The Birmingham protest shows we still can’t take LGBT equality for granted | Gaby Hinsliff | Opinion | The Guardian


Are you sitting comfortably? Then I’ll begin.

So opens a Jackanory-style film uploaded to social media this week by one Birmingham mother, featuring her reading aloud from a picture book called Mommy, Mama and Me. It’s a cosy, toddler-friendly bedtime story about two mothers doing what mothers do the world over: pouring juice, tucking children up in bed, playing hide and seek. Your children’s primary school or your local library might well have a copy. Although they might have plumped instead for And Tango Makes Three, the tale of two daddy penguins adopting a chick.

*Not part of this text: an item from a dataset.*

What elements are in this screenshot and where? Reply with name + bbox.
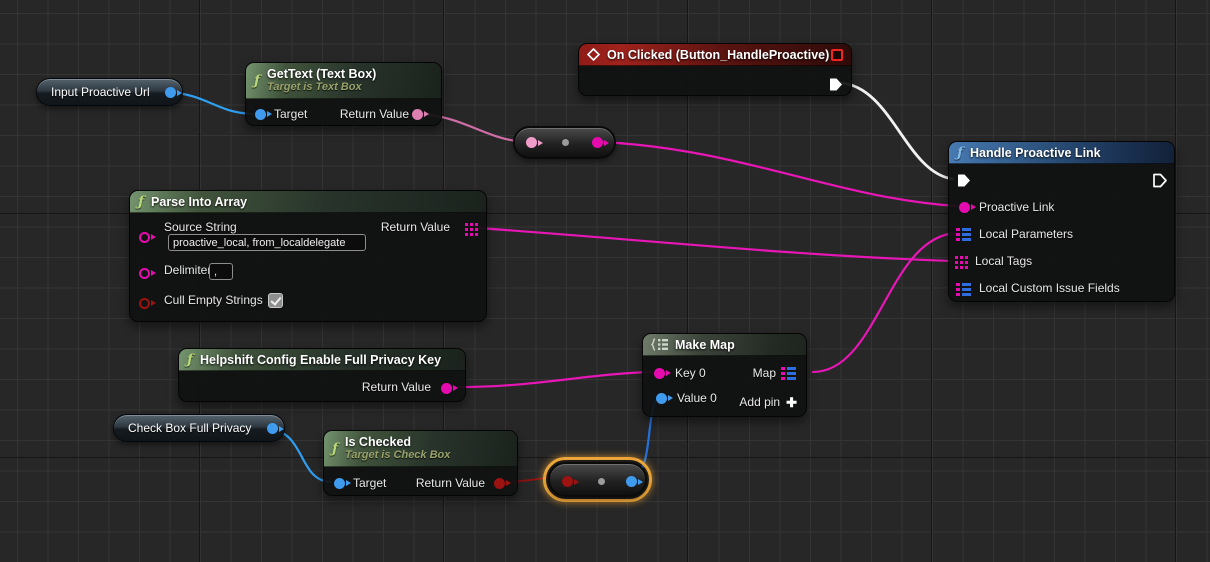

Her point, of course, was to reassure anyone alarmed by wild rumours about primary school sex education that the idea of gay relationships can be introduced in a perfectly age-appropriate way, even to five-year-olds. Watching that film, I thought how far we’ve come since the 1980s, when tabloid scare stories about leftwing councils stocking such books in libraries panicked Margaret Thatcher into introducing section 28 – the ban on local authorities “promoting homosexuality”. Now we have an openly gay schools minister and a generation of kids who thankfully won’t have to grow up heaped with corrosive, lifelong shame. Times have changed. But not so much that we can take them for granted.